Speaking at a joint news conference with leader Aung San Suu Kyi in Myanmar’s capital, Tillerson said the U.S. would consider individual sanctions against people found responsible for the violence, but he would not advise “broad-based economic sanctions” against the entire country.
“All of that has to be evidence based,” Tillerson said. “If we have credible information that we believe to be very reliable that certain individuals were responsible for certain acts that we find unacceptable, then targeted sanctions on individuals very well may be appropriate,” he said.
Tillerson’s one-day visit comes as a new report said there was “mounting evidence” of genocide against the Rohingya in Myanmar’s northern Rakhine state, where a government security operation has caused more than 600,000 Rohingya to flee to neighbouring Bangladesh.
Tillerson also met with Myanmar’s powerful military chief, Min Aung Hlaing, who is in charge of operations in Rakhine.
A senior U.S. State Department official said Tuesday that Tillerson would use the visit to “express concerns over the displacement and violence and insecurity affecting Rohingya populations and other local populations and discuss ways to help Burma stakeholders implement commitments aimed at ending the crisis and charting productive ways forward.”
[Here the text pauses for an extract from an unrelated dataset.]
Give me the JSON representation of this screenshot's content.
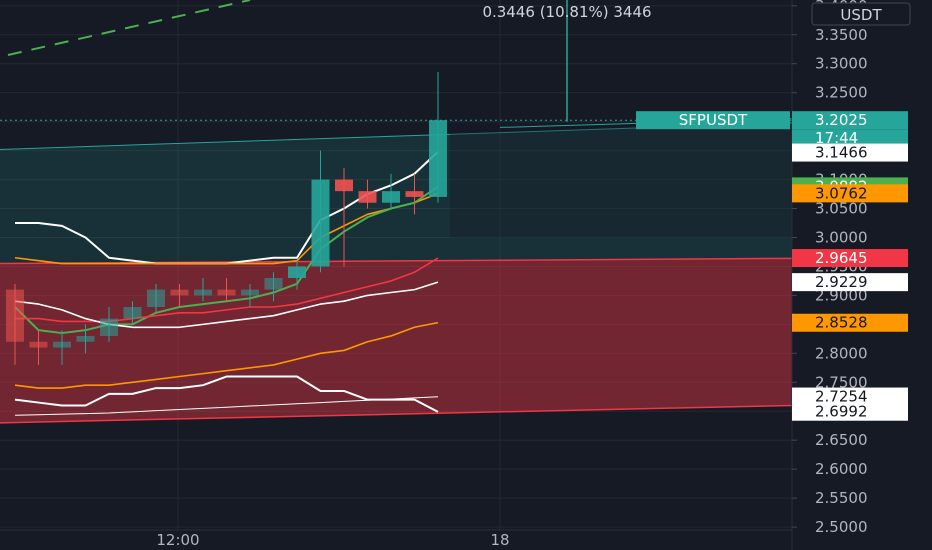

Myanmar was formerly known as Burma.
The report by the United States Holocaust Memorial Museum and the advocacy group Fortify Rights found there is “mounting evidence” of genocide against the Rohinyga. It accused security forces and civilians of mass killings — including burning victims alive including infants — rape and other abuses, and called on the international community to take action.
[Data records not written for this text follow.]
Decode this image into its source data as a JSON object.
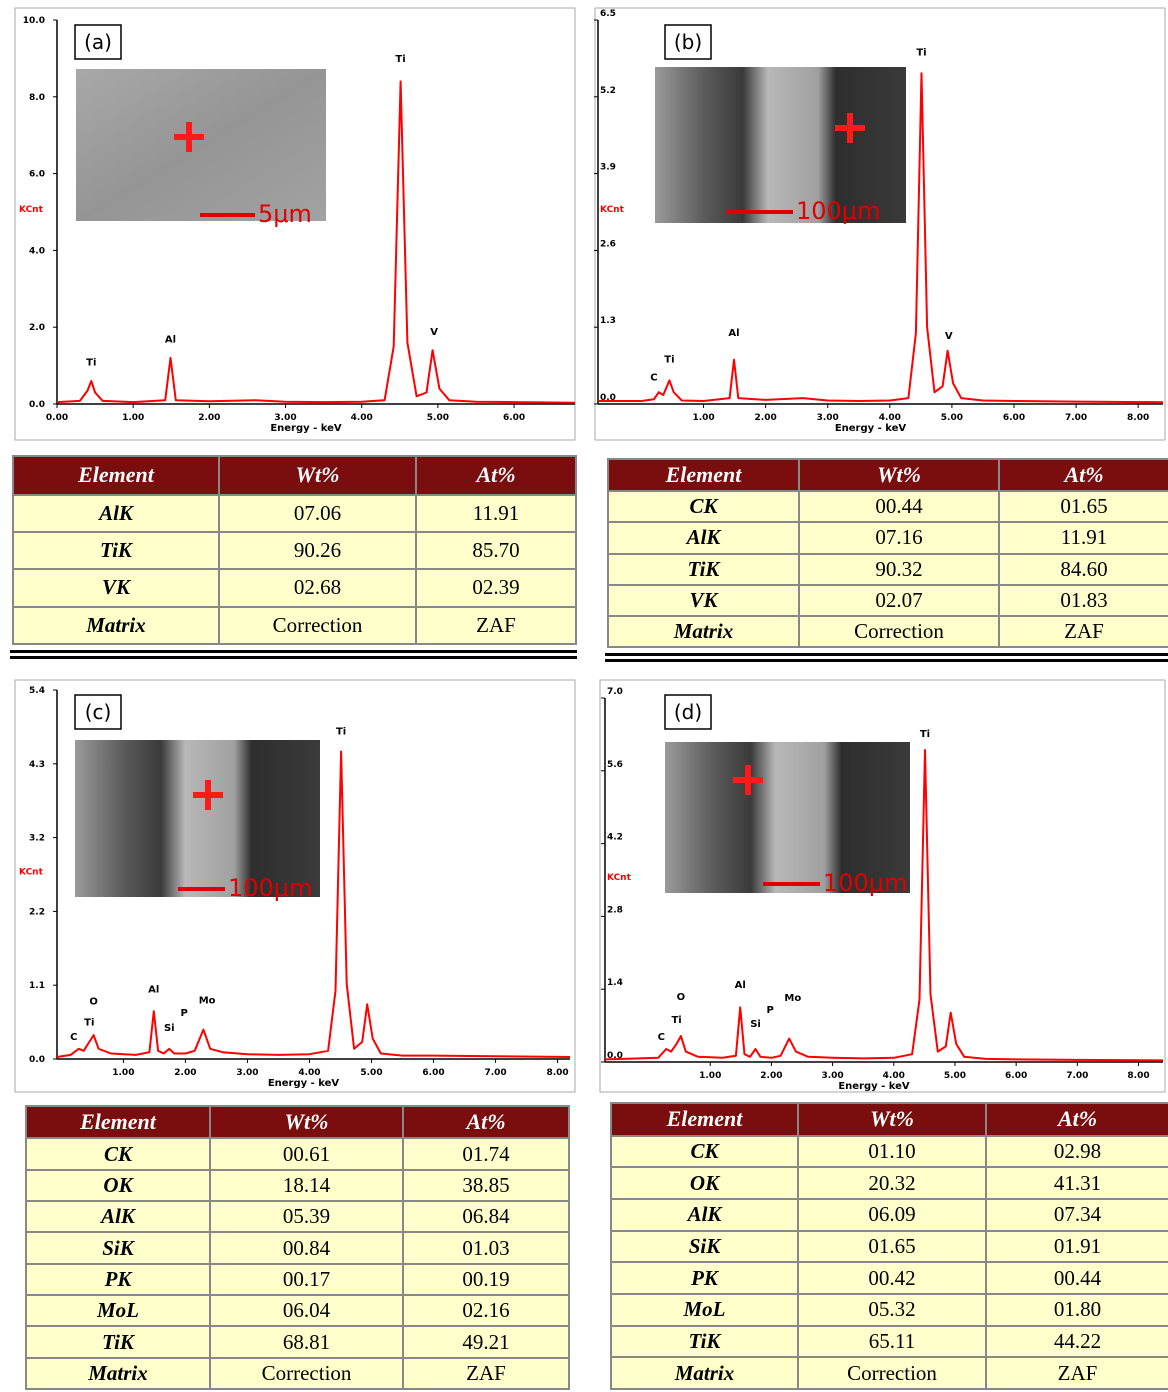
{
  "chart_data": [
    {
      "type": "line",
      "label": "(a)",
      "ylabel": "KCnt",
      "xlabel": "Energy - keV",
      "inset_scale": "5μm",
      "color": "#ff0000",
      "xlim": [
        0,
        6.8
      ],
      "ylim": [
        0,
        10
      ],
      "xticks": [
        {
          "value": 0,
          "label": "0.00"
        },
        {
          "value": 1,
          "label": "1.00"
        },
        {
          "value": 2,
          "label": "2.00"
        },
        {
          "value": 3,
          "label": "3.00"
        },
        {
          "value": 4,
          "label": "4.00"
        },
        {
          "value": 5,
          "label": "5.00"
        },
        {
          "value": 6,
          "label": "6.00"
        }
      ],
      "yticks": [
        {
          "value": 0,
          "label": "0.0"
        },
        {
          "value": 2,
          "label": "2.0"
        },
        {
          "value": 4,
          "label": "4.0"
        },
        {
          "value": 6,
          "label": "6.0"
        },
        {
          "value": 8,
          "label": "8.0"
        },
        {
          "value": 10,
          "label": "10.0"
        }
      ],
      "x": [
        0,
        0.3,
        0.4,
        0.45,
        0.5,
        0.6,
        1.0,
        1.42,
        1.49,
        1.56,
        2.0,
        2.6,
        3.0,
        3.5,
        4.0,
        4.3,
        4.42,
        4.51,
        4.6,
        4.72,
        4.85,
        4.93,
        5.02,
        5.15,
        5.5,
        6.0,
        6.8
      ],
      "values": [
        0.05,
        0.08,
        0.35,
        0.6,
        0.3,
        0.08,
        0.05,
        0.1,
        1.2,
        0.1,
        0.07,
        0.1,
        0.06,
        0.05,
        0.06,
        0.1,
        1.5,
        8.4,
        1.6,
        0.2,
        0.3,
        1.4,
        0.4,
        0.1,
        0.06,
        0.05,
        0.03
      ],
      "annotations": [
        {
          "text": "Ti",
          "x": 0.45,
          "y": 1.0
        },
        {
          "text": "Al",
          "x": 1.49,
          "y": 1.6
        },
        {
          "text": "Ti",
          "x": 4.51,
          "y": 8.9
        },
        {
          "text": "V",
          "x": 4.95,
          "y": 1.8
        }
      ]
    },
    {
      "type": "line",
      "label": "(b)",
      "ylabel": "KCnt",
      "xlabel": "Energy - keV",
      "inset_scale": "100μm",
      "color": "#ff0000",
      "xlim": [
        -0.7,
        8.4
      ],
      "ylim": [
        0,
        6.5
      ],
      "xticks": [
        {
          "value": 1,
          "label": "1.00"
        },
        {
          "value": 2,
          "label": "2.00"
        },
        {
          "value": 3,
          "label": "3.00"
        },
        {
          "value": 4,
          "label": "4.00"
        },
        {
          "value": 5,
          "label": "5.00"
        },
        {
          "value": 6,
          "label": "6.00"
        },
        {
          "value": 7,
          "label": "7.00"
        },
        {
          "value": 8,
          "label": "8.00"
        }
      ],
      "yticks": [
        {
          "value": 0,
          "label": "0.0"
        },
        1.3,
        2.6,
        3.9,
        5.2,
        6.5
      ],
      "x": [
        -0.7,
        0,
        0.2,
        0.28,
        0.35,
        0.45,
        0.52,
        0.65,
        1.0,
        1.42,
        1.49,
        1.56,
        2.0,
        2.6,
        3.0,
        3.5,
        4.0,
        4.3,
        4.42,
        4.51,
        4.6,
        4.72,
        4.85,
        4.93,
        5.02,
        5.15,
        5.5,
        6.0,
        7.0,
        8.4
      ],
      "values": [
        0.05,
        0.05,
        0.08,
        0.2,
        0.15,
        0.4,
        0.2,
        0.06,
        0.05,
        0.1,
        0.75,
        0.1,
        0.07,
        0.1,
        0.06,
        0.05,
        0.06,
        0.1,
        1.2,
        5.6,
        1.3,
        0.2,
        0.3,
        0.9,
        0.35,
        0.1,
        0.06,
        0.05,
        0.04,
        0.03
      ],
      "annotations": [
        {
          "text": "C",
          "x": 0.2,
          "y": 0.4
        },
        {
          "text": "Ti",
          "x": 0.45,
          "y": 0.7
        },
        {
          "text": "Al",
          "x": 1.49,
          "y": 1.15
        },
        {
          "text": "Ti",
          "x": 4.51,
          "y": 5.9
        },
        {
          "text": "V",
          "x": 4.95,
          "y": 1.1
        }
      ]
    },
    {
      "type": "line",
      "label": "(c)",
      "ylabel": "KCnt",
      "xlabel": "Energy - keV",
      "inset_scale": "100μm",
      "color": "#ff0000",
      "xlim": [
        -0.07,
        8.2
      ],
      "ylim": [
        0,
        5.4
      ],
      "xticks": [
        {
          "value": 1,
          "label": "1.00"
        },
        {
          "value": 2,
          "label": "2.00"
        },
        {
          "value": 3,
          "label": "3.00"
        },
        {
          "value": 4,
          "label": "4.00"
        },
        {
          "value": 5,
          "label": "5.00"
        },
        {
          "value": 6,
          "label": "6.00"
        },
        {
          "value": 7,
          "label": "7.00"
        },
        {
          "value": 8,
          "label": "8.00"
        }
      ],
      "yticks": [
        {
          "value": 0,
          "label": "0.0"
        },
        {
          "value": 1.08,
          "label": "1.1"
        },
        {
          "value": 2.16,
          "label": "2.2"
        },
        {
          "value": 3.24,
          "label": "3.2"
        },
        {
          "value": 4.32,
          "label": "4.3"
        },
        5.4
      ],
      "x": [
        -0.07,
        0.15,
        0.28,
        0.36,
        0.45,
        0.52,
        0.6,
        0.8,
        1.2,
        1.42,
        1.49,
        1.56,
        1.65,
        1.74,
        1.82,
        2.0,
        2.15,
        2.29,
        2.4,
        2.6,
        3.0,
        3.5,
        4.0,
        4.3,
        4.42,
        4.51,
        4.6,
        4.72,
        4.85,
        4.93,
        5.02,
        5.15,
        5.5,
        6.0,
        7.0,
        8.2
      ],
      "values": [
        0.03,
        0.06,
        0.15,
        0.12,
        0.25,
        0.35,
        0.15,
        0.08,
        0.06,
        0.1,
        0.7,
        0.12,
        0.08,
        0.15,
        0.08,
        0.08,
        0.12,
        0.43,
        0.15,
        0.1,
        0.07,
        0.06,
        0.07,
        0.12,
        1.0,
        4.5,
        1.1,
        0.15,
        0.25,
        0.8,
        0.3,
        0.08,
        0.05,
        0.05,
        0.04,
        0.03
      ],
      "annotations": [
        {
          "text": "C",
          "x": 0.2,
          "y": 0.28
        },
        {
          "text": "Ti",
          "x": 0.45,
          "y": 0.49
        },
        {
          "text": "O",
          "x": 0.52,
          "y": 0.8
        },
        {
          "text": "Al",
          "x": 1.49,
          "y": 0.97
        },
        {
          "text": "Si",
          "x": 1.74,
          "y": 0.41
        },
        {
          "text": "P",
          "x": 1.98,
          "y": 0.63
        },
        {
          "text": "Mo",
          "x": 2.35,
          "y": 0.81
        },
        {
          "text": "Ti",
          "x": 4.51,
          "y": 4.75
        }
      ]
    },
    {
      "type": "line",
      "label": "(d)",
      "ylabel": "KCnt",
      "xlabel": "Energy - keV",
      "inset_scale": "100μm",
      "color": "#ff0000",
      "xlim": [
        -0.72,
        8.4
      ],
      "ylim": [
        0,
        7
      ],
      "xticks": [
        {
          "value": 1,
          "label": "1.00"
        },
        {
          "value": 2,
          "label": "2.00"
        },
        {
          "value": 3,
          "label": "3.00"
        },
        {
          "value": 4,
          "label": "4.00"
        },
        {
          "value": 5,
          "label": "5.00"
        },
        {
          "value": 6,
          "label": "6.00"
        },
        {
          "value": 7,
          "label": "7.00"
        },
        {
          "value": 8,
          "label": "8.00"
        }
      ],
      "yticks": [
        {
          "value": 0,
          "label": "0.0"
        },
        1.4,
        2.8,
        4.2,
        5.6,
        {
          "value": 7,
          "label": "7.0"
        }
      ],
      "x": [
        -0.72,
        0.15,
        0.28,
        0.36,
        0.45,
        0.52,
        0.6,
        0.8,
        1.2,
        1.42,
        1.49,
        1.56,
        1.65,
        1.74,
        1.82,
        2.0,
        2.15,
        2.29,
        2.4,
        2.6,
        3.0,
        3.5,
        4.0,
        4.3,
        4.42,
        4.51,
        4.6,
        4.72,
        4.85,
        4.93,
        5.02,
        5.15,
        5.5,
        6.0,
        7.0,
        8.4
      ],
      "values": [
        0.05,
        0.08,
        0.25,
        0.2,
        0.35,
        0.5,
        0.2,
        0.1,
        0.08,
        0.12,
        1.05,
        0.15,
        0.1,
        0.25,
        0.1,
        0.08,
        0.12,
        0.45,
        0.2,
        0.1,
        0.08,
        0.07,
        0.08,
        0.15,
        1.2,
        6.0,
        1.3,
        0.2,
        0.3,
        0.95,
        0.35,
        0.1,
        0.06,
        0.05,
        0.04,
        0.03
      ],
      "annotations": [
        {
          "text": "C",
          "x": 0.2,
          "y": 0.42
        },
        {
          "text": "Ti",
          "x": 0.45,
          "y": 0.75
        },
        {
          "text": "O",
          "x": 0.52,
          "y": 1.19
        },
        {
          "text": "Al",
          "x": 1.49,
          "y": 1.42
        },
        {
          "text": "Si",
          "x": 1.74,
          "y": 0.67
        },
        {
          "text": "P",
          "x": 1.98,
          "y": 0.94
        },
        {
          "text": "Mo",
          "x": 2.35,
          "y": 1.17
        },
        {
          "text": "Ti",
          "x": 4.51,
          "y": 6.25
        }
      ]
    }
  ],
  "tables": [
    {
      "header": [
        "Element",
        "Wt%",
        "At%"
      ],
      "rows": [
        [
          "AlK",
          "07.06",
          "11.91"
        ],
        [
          "TiK",
          "90.26",
          "85.70"
        ],
        [
          "VK",
          "02.68",
          "02.39"
        ],
        [
          "Matrix",
          "Correction",
          "ZAF"
        ]
      ]
    },
    {
      "header": [
        "Element",
        "Wt%",
        "At%"
      ],
      "rows": [
        [
          "CK",
          "00.44",
          "01.65"
        ],
        [
          "AlK",
          "07.16",
          "11.91"
        ],
        [
          "TiK",
          "90.32",
          "84.60"
        ],
        [
          "VK",
          "02.07",
          "01.83"
        ],
        [
          "Matrix",
          "Correction",
          "ZAF"
        ]
      ]
    },
    {
      "header": [
        "Element",
        "Wt%",
        "At%"
      ],
      "rows": [
        [
          "CK",
          "00.61",
          "01.74"
        ],
        [
          "OK",
          "18.14",
          "38.85"
        ],
        [
          "AlK",
          "05.39",
          "06.84"
        ],
        [
          "SiK",
          "00.84",
          "01.03"
        ],
        [
          "PK",
          "00.17",
          "00.19"
        ],
        [
          "MoL",
          "06.04",
          "02.16"
        ],
        [
          "TiK",
          "68.81",
          "49.21"
        ],
        [
          "Matrix",
          "Correction",
          "ZAF"
        ]
      ]
    },
    {
      "header": [
        "Element",
        "Wt%",
        "At%"
      ],
      "rows": [
        [
          "CK",
          "01.10",
          "02.98"
        ],
        [
          "OK",
          "20.32",
          "41.31"
        ],
        [
          "AlK",
          "06.09",
          "07.34"
        ],
        [
          "SiK",
          "01.65",
          "01.91"
        ],
        [
          "PK",
          "00.42",
          "00.44"
        ],
        [
          "MoL",
          "05.32",
          "01.80"
        ],
        [
          "TiK",
          "65.11",
          "44.22"
        ],
        [
          "Matrix",
          "Correction",
          "ZAF"
        ]
      ]
    }
  ]
}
“These crimes thrive on impunity and inaction,” said Matthew Smith, the head of Fortify Rights. “Condemnations aren’t enough. Without urgent international action towards accountability, more mass killings are likely.”
Myanmar’s military has denied the accusations, most recently with a statement Monday. The military said it had interviewed thousands of people during a monthlong investigation into the conduct of troops in Rakhine after Rohingya insurgents launched a series of deadly attacks there on Aug. 25.
While the report acknowledged that battles against militants from the Arakan Rohingya Salvation Army had left 376 “terrorists” dead, it also claimed security forces had “never shot at the innocent Bengalis” and “there was no death of innocent people.”
Myanmar’s government and most of the Buddhist majority say the members of the Muslim minority are “Bengalis” who migrated illegally from Bangladesh and do not acknowledge the Rohingya as a local ethnic group even though they have lived in Myanmar for generations.